The big attraction here is the East Fork of the Black River.
And the shut-ins, narrow, rocky areas where you can get in the water and play around the pools, chutes, and small waterfalls. A half mile boardwalk takes you there. We spent about an hour there Monday night enjoying the water and climbing around on the rocks, since it was still around 90 degrees at 7pm.
Tuesday we drove to two other nearby state parks, first stop being Taum Sauk Mountain. This is home to the highest point in Missouri at 1772 ft. Not very high as mountains go, but there was a nice breeze blowing. We took the paved trail to the highest point, and a bench and a marker. No view except trees.
We continued on a three mile loop trail that goes to Mina Sauk Falls, the tallest waterfalls in the state, which was dry since there hasn’t been much rain recently. It was 92 when we started, but the trail was mostly shaded.
Had there been recent rains, this would be the falls. Instead it was just rocks. It was a rugged hike and would have been better had it been a bit cooler, but we survived.
After a picnic lunch we continued on to Elephant Rocks State Park. This is a day use only park, and is famous for their elephant-sized red granite boulders.

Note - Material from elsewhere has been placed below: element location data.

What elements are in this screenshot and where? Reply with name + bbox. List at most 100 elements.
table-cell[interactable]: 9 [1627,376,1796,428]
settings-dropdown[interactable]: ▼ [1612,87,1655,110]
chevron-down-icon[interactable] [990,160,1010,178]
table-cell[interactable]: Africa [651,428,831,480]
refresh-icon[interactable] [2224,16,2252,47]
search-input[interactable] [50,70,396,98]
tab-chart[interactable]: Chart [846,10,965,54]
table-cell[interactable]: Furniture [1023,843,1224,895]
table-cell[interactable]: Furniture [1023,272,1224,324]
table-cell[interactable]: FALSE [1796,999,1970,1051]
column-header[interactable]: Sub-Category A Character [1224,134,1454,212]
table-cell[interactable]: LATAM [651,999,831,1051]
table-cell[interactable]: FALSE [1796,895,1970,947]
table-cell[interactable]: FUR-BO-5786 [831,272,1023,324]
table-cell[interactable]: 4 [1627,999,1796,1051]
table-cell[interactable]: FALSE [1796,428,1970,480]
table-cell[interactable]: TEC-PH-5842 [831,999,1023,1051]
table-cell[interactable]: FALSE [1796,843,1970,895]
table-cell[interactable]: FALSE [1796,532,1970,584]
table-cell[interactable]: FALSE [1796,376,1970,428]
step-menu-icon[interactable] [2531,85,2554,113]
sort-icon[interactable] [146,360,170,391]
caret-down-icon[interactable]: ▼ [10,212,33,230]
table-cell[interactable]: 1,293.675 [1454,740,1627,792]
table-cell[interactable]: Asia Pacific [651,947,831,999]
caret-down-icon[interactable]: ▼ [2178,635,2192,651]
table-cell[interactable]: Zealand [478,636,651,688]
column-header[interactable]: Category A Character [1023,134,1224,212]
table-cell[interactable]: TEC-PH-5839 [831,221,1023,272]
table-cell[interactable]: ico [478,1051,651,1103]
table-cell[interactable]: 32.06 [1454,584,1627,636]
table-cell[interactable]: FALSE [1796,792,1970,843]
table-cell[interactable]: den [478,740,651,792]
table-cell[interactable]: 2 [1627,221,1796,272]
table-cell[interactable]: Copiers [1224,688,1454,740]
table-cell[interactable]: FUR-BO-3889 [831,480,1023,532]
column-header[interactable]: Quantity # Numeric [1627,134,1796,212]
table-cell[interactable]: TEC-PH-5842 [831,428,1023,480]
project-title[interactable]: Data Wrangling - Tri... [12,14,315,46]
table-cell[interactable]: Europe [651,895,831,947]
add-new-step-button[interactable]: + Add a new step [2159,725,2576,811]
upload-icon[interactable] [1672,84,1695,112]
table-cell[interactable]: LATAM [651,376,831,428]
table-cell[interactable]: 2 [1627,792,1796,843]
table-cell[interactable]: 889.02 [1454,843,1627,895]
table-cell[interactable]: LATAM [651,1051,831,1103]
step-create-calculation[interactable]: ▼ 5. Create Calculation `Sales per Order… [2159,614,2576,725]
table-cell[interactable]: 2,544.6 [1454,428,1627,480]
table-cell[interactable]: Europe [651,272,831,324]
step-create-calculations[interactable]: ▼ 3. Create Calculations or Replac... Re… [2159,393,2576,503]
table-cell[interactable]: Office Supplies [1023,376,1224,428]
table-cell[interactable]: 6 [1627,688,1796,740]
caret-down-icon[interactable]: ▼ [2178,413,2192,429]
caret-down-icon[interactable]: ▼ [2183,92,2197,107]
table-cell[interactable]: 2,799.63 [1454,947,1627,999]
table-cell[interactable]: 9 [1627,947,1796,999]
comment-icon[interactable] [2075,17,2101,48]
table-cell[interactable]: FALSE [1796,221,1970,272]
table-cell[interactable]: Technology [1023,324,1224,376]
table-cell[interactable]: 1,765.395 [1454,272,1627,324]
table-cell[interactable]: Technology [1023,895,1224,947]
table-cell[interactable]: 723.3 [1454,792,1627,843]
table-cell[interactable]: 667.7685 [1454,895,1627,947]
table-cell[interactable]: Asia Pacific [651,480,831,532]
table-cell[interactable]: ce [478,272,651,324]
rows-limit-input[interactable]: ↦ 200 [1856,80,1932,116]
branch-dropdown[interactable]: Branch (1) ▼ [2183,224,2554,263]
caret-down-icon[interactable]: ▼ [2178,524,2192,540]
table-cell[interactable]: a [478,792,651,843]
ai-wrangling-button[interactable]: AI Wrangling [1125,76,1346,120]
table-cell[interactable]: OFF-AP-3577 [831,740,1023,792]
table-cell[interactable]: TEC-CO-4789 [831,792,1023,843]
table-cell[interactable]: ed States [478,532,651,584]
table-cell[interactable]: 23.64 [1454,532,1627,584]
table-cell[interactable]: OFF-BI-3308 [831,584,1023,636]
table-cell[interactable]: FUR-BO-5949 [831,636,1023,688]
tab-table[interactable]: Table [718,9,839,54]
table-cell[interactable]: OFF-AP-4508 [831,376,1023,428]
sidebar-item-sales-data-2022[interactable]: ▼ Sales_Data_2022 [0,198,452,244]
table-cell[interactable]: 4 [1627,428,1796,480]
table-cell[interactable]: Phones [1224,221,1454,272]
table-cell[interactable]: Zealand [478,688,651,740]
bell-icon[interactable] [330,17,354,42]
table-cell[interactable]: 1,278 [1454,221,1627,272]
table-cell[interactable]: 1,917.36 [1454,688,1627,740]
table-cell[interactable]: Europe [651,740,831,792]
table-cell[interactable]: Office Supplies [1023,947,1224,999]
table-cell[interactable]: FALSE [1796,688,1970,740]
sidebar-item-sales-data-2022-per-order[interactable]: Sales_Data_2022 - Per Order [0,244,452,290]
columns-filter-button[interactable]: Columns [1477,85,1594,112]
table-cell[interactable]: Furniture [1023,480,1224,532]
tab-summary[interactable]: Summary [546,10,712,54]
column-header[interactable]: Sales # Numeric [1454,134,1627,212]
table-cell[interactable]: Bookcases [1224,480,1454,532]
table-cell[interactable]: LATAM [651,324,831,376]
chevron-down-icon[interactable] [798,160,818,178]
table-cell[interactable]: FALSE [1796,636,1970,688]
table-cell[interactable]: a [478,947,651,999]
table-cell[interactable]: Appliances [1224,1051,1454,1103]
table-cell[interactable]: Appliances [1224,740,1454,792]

There is a shaded, paved one mile trail through the boulders, and as it was 102 degrees we didn’t spend much time out of the shade.
Jim made it through Fat Man’s Alley without too much trouble.
We saw some interesting tree growth around the rocks.
Just outside the park is the oldest commercial granite quarry in the state, so there is a lot of evidence of the mining industry still in the park.
When the miners became master stone cutters they carved their names into the rocks. There were lots of names and dates from the late 1800’s.
It was nice getting back to the campground last night and knowing we weren’t the ones responsible for the other campers. We even took early showers and relaxed and watched a movie, the first time in two months we’ve been able to do that. Nice to be retired again.
Today we moved on to Babler State Park, just west of St. Louis, where we plan to spend a week playing tourists. If only it would cool off a bit.